The other confusing thing is that the maven build continues and ends with BUILD SUCCESS
So my questions are:
Q1) Should I be able to create a Google Dataflow template like this (using ValueProviders to provide TextIO input at runtime)?
Q2) Is the exception during the build a real error or just a WARNING as the logging seems to indicate?

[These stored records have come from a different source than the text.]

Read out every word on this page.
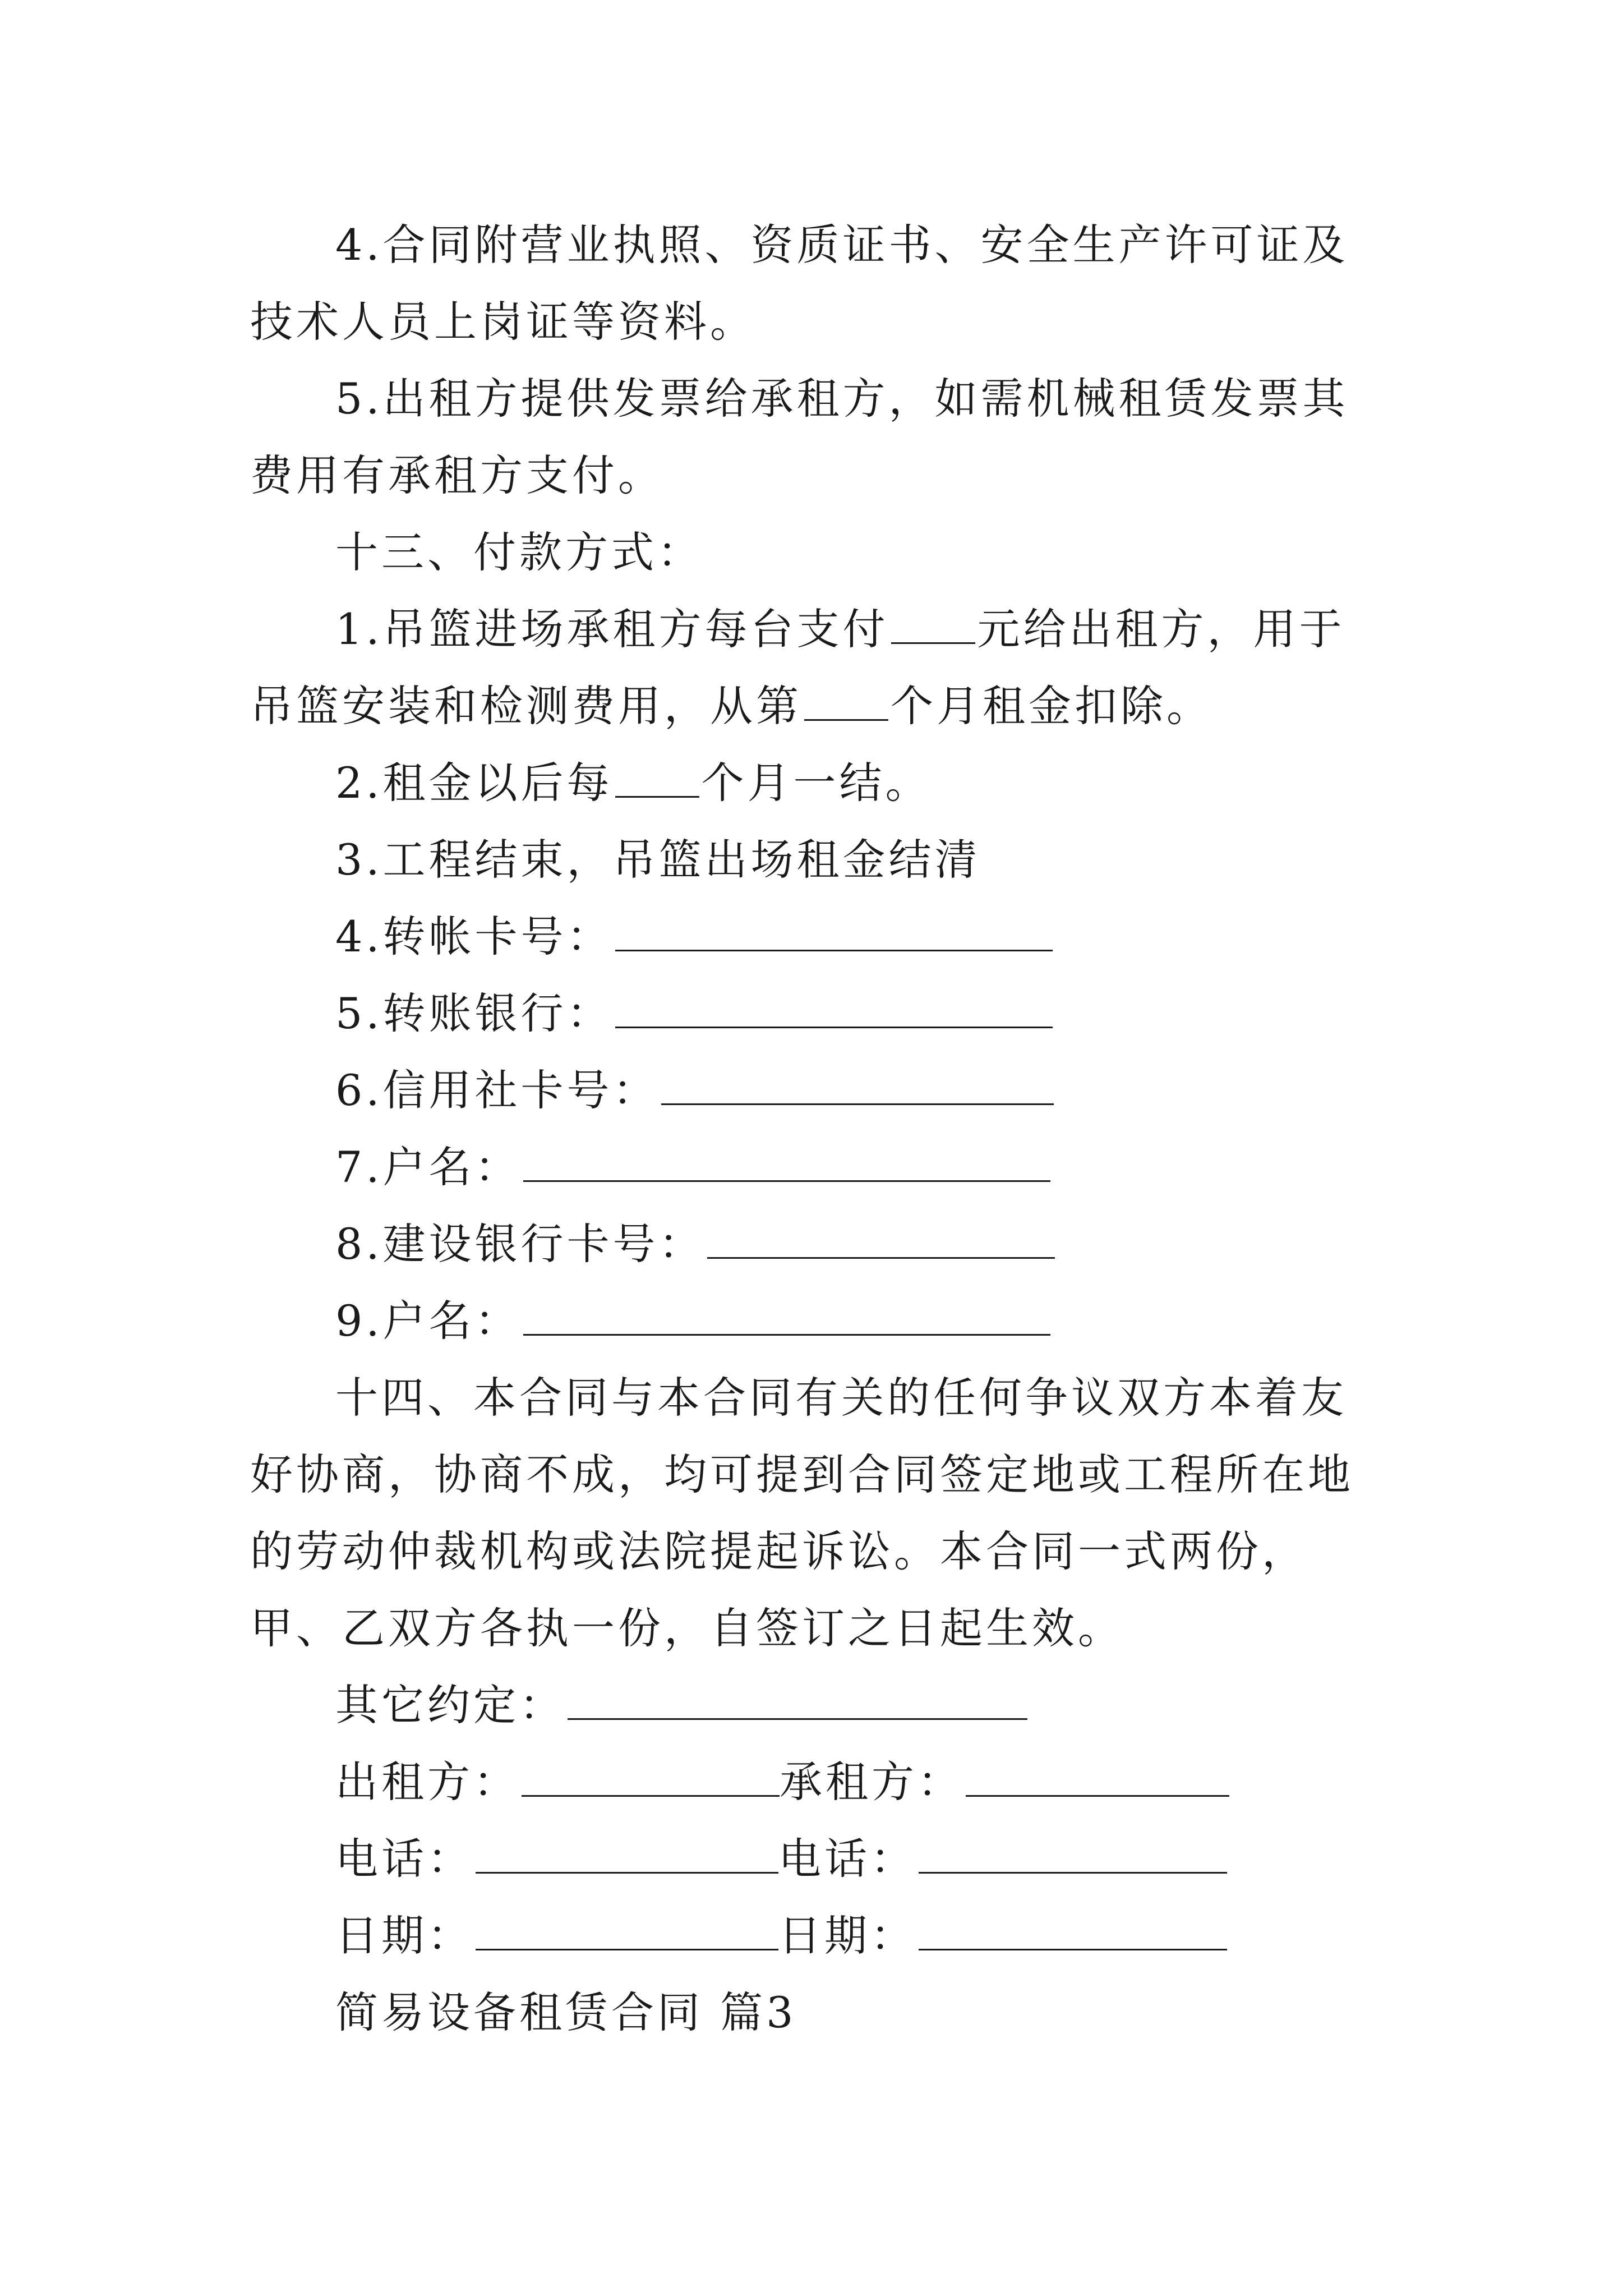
4.合同附营业执照、资质证书、安全生产许可证及技术人员上岗证等资料。

5.出租方提供发票给承租方，如需机械租赁发票其费用有承租方支付。

十三、付款方式：

1.吊篮进场承租方每台支付 元给出租方，用于吊篮安装和检测费用，从第 个月租金扣除。

2.租金以后每 个月一结。

3.工程结束，吊篮出场租金结清

4.转帐卡号：
5.转账银行：
6.信用社卡号：
7.户名：
8.建设银行卡号：
9.户名：

十四、本合同与本合同有关的任何争议双方本着友好协商，协商不成，均可提到合同签定地或工程所在地的劳动仲裁机构或法院提起诉讼。本合同一式两份，甲、乙双方各执一份，自签订之日起生效。

其它约定：
出租方：	承租方：
电话：	电话：
日期：	日期：

简易设备租赁合同 篇3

Q3) If the answers to Q1 and Q2 are yes and 'just a warning' and I try to create a job from the uploaded template why does it not have any metadata or know about my input options?
References I have used:
I believe that the --inputFiles are bundled in with template when the template is created.
Please see note 1: "In addition to the template file, templated pipeline execution also relies on files that were staged and referenced at the time of template creation. If the staged files are moved or removed, your pipeline execution will fail."
This thread seems relevant as well 2
The Correct answer is that you do not have to give an input in making the template and it should take the input as a value at the run-time. The exception is an internal issue at the Google Data-flow which should be removed in future.